Driving Style Encoder: Situational Reward Adaptation for General-Purpose Planning in Automated Driving
This work addresses the challenge of reward function specification for automated driving planners, offering a more adaptive solution, though it is incremental as it builds on existing inverse reinforcement learning methods.
The paper tackles the problem of manually designing and tuning linear reward functions for automated driving planning, which is tedious and lacks generalization across situations, by proposing a deep learning approach based on inverse reinforcement learning that generates situation-dependent reward functions, achieving performance on par with linear functions with a-priori knowledge.

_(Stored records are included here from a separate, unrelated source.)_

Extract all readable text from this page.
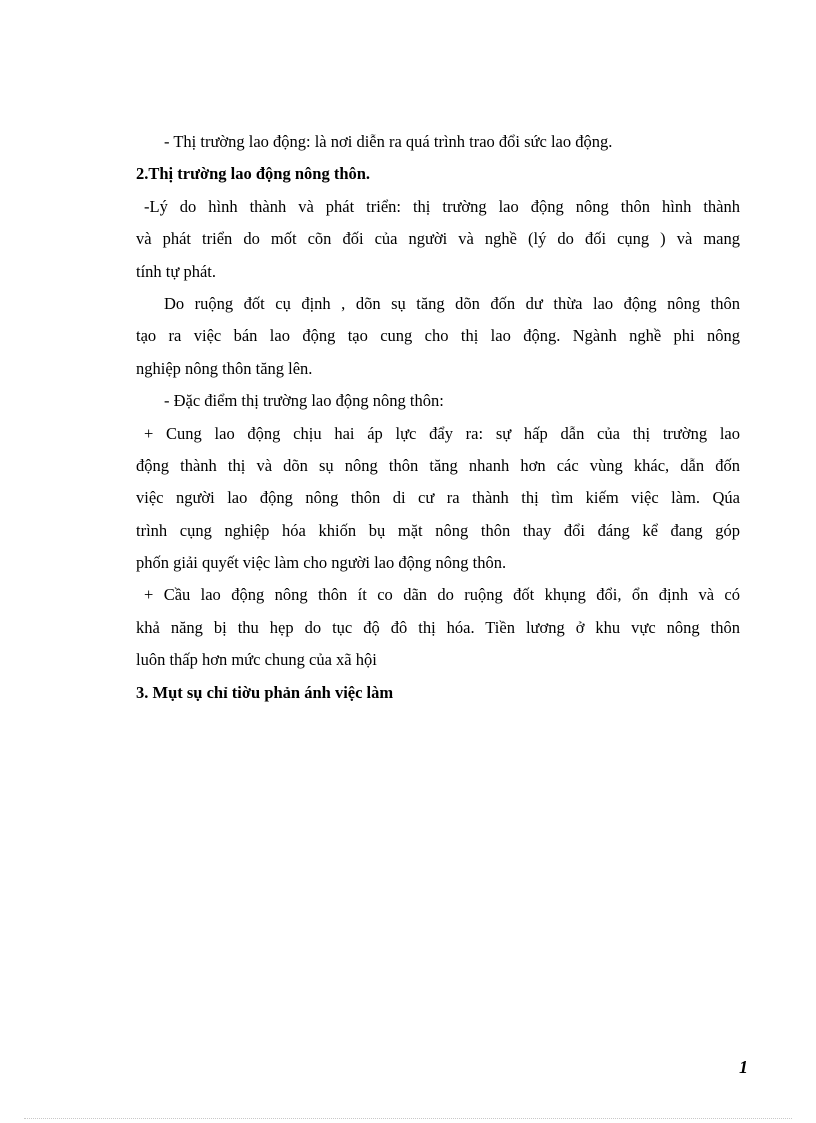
- Thị trường lao động: là nơi diễn ra quá trình trao đổi sức lao động.
2.Thị trường lao động nông thôn.
-Lý do hình thành và phát triển: thị trường lao động nông thôn hình thành
và phát triển do mốt cõn đối của người và nghề (lý do đối cụng ) và mang
tính tự phát.
Do ruộng đốt cụ định , dõn sụ tăng dõn đốn dư thừa lao động nông thôn
tạo ra việc bán lao động tạo cung cho thị lao động. Ngành nghề phi nông
nghiệp nông thôn tăng lên.
- Đặc điểm thị trường lao động nông thôn:
+ Cung lao động chịu hai áp lực đẩy ra: sự hấp dẫn của thị trường lao
động thành thị và dõn sụ nông thôn tăng nhanh hơn các vùng khác, dẫn đốn
việc người lao động nông thôn di cư ra thành thị tìm kiếm việc làm. Qúa
trình cụng nghiệp hóa khiốn bụ mặt nông thôn thay đổi đáng kể đang góp
phốn giải quyết việc làm cho người lao động nông thôn.
+ Cầu lao động nông thôn ít co dãn do ruộng đốt khụng đổi, ổn định và có
khả năng bị thu hẹp do tục độ đô thị hóa. Tiền lương ở khu vực nông thôn
luôn thấp hơn mức chung của xã hội
3. Mụt sụ chỉ tiờu phản ánh việc làm
1
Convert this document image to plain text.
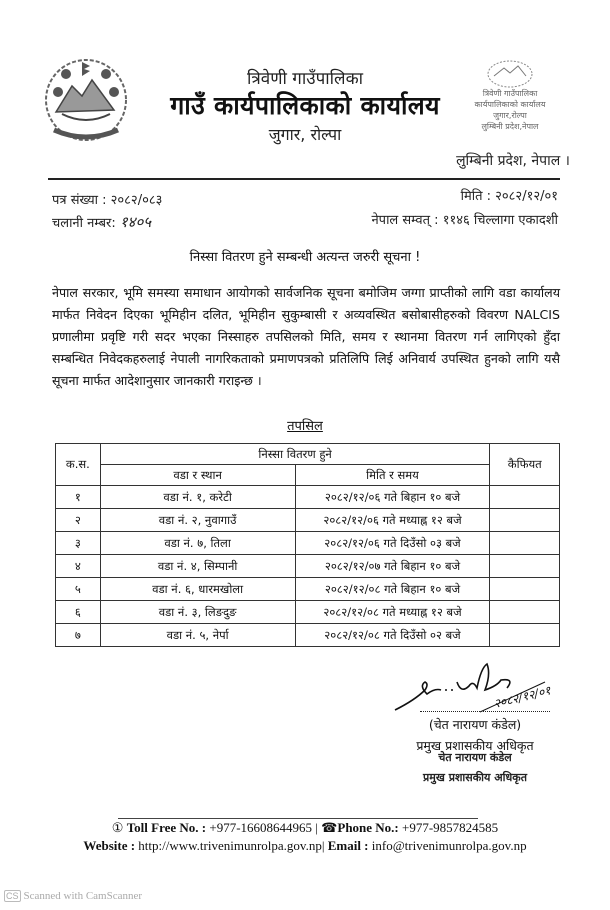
त्रिवेणी गाउँपालिका
गाउँ कार्यपालिकाको कार्यालय
जुगार, रोल्पा
त्रिवेणी गाउँपालिका
कार्यपालिकाको कार्यालय
जुगार,रोल्पा
लुम्बिनी प्रदेश,नेपाल
लुम्बिनी प्रदेश, नेपाल ।
पत्र संख्या : २०८२/०८३
चलानी नम्बर: १४०५
मिति : २०८२/१२/०१
नेपाल सम्वत् : ११४६ चिल्लागा एकादशी
निस्सा वितरण हुने सम्बन्धी अत्यन्त जरुरी सूचना !
नेपाल सरकार, भूमि समस्या समाधान आयोगको सार्वजनिक सूचना बमोजिम जग्गा प्राप्तीको लागि वडा कार्यालय मार्फत निवेदन दिएका भूमिहीन दलित, भूमिहीन सुकुम्बासी र अव्यवस्थित बसोबासीहरुको विवरण NALCIS प्रणालीमा प्रवृष्टि गरी सदर भएका निस्साहरु तपसिलको मिति, समय र स्थानमा वितरण गर्न लागिएको हुँदा सम्बन्धित निवेदकहरुलाई नेपाली नागरिकताको प्रमाणपत्रको प्रतिलिपि लिई अनिवार्य उपस्थित हुनको लागि यसै सूचना मार्फत आदेशानुसार जानकारी गराइन्छ ।
तपसिल
क.स.	निस्सा वितरण हुने		कैफियत
	वडा र स्थान	मिति र समय	
१	वडा नं. १, करेटी	२०८२/१२/०६ गते बिहान १० बजे	
२	वडा नं. २, नुवागाउँ	२०८२/१२/०६ गते मध्याह्न १२ बजे	
३	वडा नं. ७, तिला	२०८२/१२/०६ गते दिउँसो ०३ बजे	
४	वडा नं. ४, सिम्पानी	२०८२/१२/०७ गते बिहान १० बजे	
५	वडा नं. ६, धारमखोला	२०८२/१२/०८ गते बिहान १० बजे	
६	वडा नं. ३, लिङदुङ	२०८२/१२/०८ गते मध्याह्न १२ बजे	
७	वडा नं. ५, नेर्पा	२०८२/१२/०८ गते दिउँसो ०२ बजे	
२०८२/१२/०१
(चेत नारायण कंडेल)
प्रमुख प्रशासकीय अधिकृत
चेत नारायण कंडेल
प्रमुख प्रशासकीय अधिकृत
① Toll Free No. : +977-16608644965 | ☎Phone No.: +977-9857824585
Website : http://www.trivenimunrolpa.gov.np| Email : info@trivenimunrolpa.gov.np
CS Scanned with CamScanner
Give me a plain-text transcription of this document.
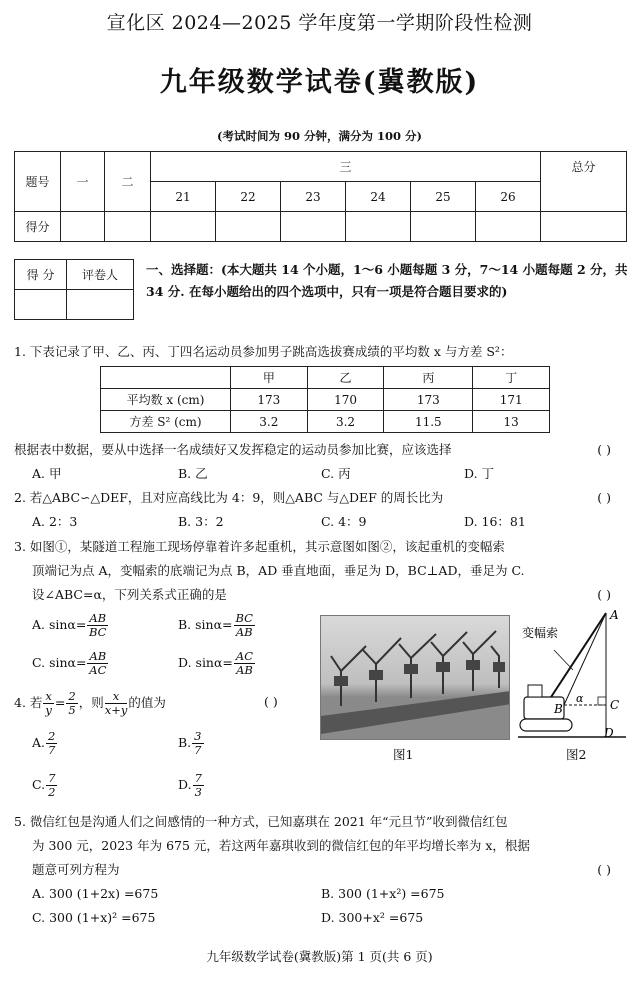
宣化区 2024—2025 学年度第一学期阶段性检测
九年级数学试卷(冀教版)
(考试时间为 90 分钟，满分为 100 分)
题号	一	二	三						总分
			21	22	23	24	25	26	
得分									
得 分	评卷人
	一、选择题：(本大题共 14 个小题，1～6 小题每题 3 分，7～14 小题每题 2 分，共 34 分. 在每小题给出的四个选项中，只有一项是符合题目要求的)
1. 下表记录了甲、乙、丙、丁四名运动员参加男子跳高选拔赛成绩的平均数 x 与方差 S²：
	甲	乙	丙	丁
平均数 x (cm)	173	170	173	171
方差 S² (cm)	3.2	3.2	11.5	13
根据表中数据，要从中选择一名成绩好又发挥稳定的运动员参加比赛，应该选择	( )
A. 甲	B. 乙	C. 丙	D. 丁
2. 若△ABC∽△DEF，且对应高线比为 4：9，则△ABC 与△DEF 的周长比为	( )
A. 2：3	B. 3：2	C. 4：9	D. 16：81
3. 如图①，某隧道工程施工现场停靠着许多起重机，其示意图如图②，该起重机的变幅索
顶端记为点 A，变幅索的底端记为点 B，AD 垂直地面，垂足为 D，BC⊥AD，垂足为 C.
设∠ABC=α，下列关系式正确的是	( )
A. $\sin\alpha= \frac{AB}{BC}$	B. $\sin\alpha= \frac{BC}{AB}$
C. $\sin\alpha= \frac{AB}{AC}$	D. $\sin\alpha= \frac{AC}{AB}$
图1
变幅索
A
B	C
D
α
图2
4. 若 $\frac{x}{y} = \frac{2}{5}$ ，则 $\frac{x}{x+y}$ 的值为	( )
A. $\frac{2}{7}$	B. $\frac{3}{7}$
C. $\frac{7}{2}$	D. $\frac{7}{3}$
5. 微信红包是沟通人们之间感情的一种方式，已知嘉琪在 2021 年“元旦节”收到微信红包
为 300 元，2023 年为 675 元，若这两年嘉琪收到的微信红包的年平均增长率为 x，根据
题意可列方程为	( )
A. 300 (1+2x) =675	B. 300 (1+x²) =675
C. 300 (1+x)² =675	D. 300+x² =675
九年级数学试卷(冀教版)第 1 页(共 6 页)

General-purpose planning algorithms for automated driving combine mission, behavior, and local motion planning. Such planning algorithms map features of the environment and driving kinematics into complex reward functions. To achieve this, planning experts often rely on linear reward functions. The specification and tuning of these reward functions is a tedious process and requires significant experience. Moreover, a manually designed linear reward function does not generalize across different driving situations. In this work, we propose a deep learning approach based on inverse reinforcement learning that generates situation-dependent reward functions. Our neural network provides a mapping between features and actions of sampled driving policies of a model-predictive control-based planner and predicts reward functions for upcoming planning cycles. In our evaluation, we compare the driving style of reward functions predicted by our deep network against clustered and linear reward functions. Our proposed deep learning approach outperforms clustered linear reward functions and is at par with linear reward functions with a-priori knowledge about the situation.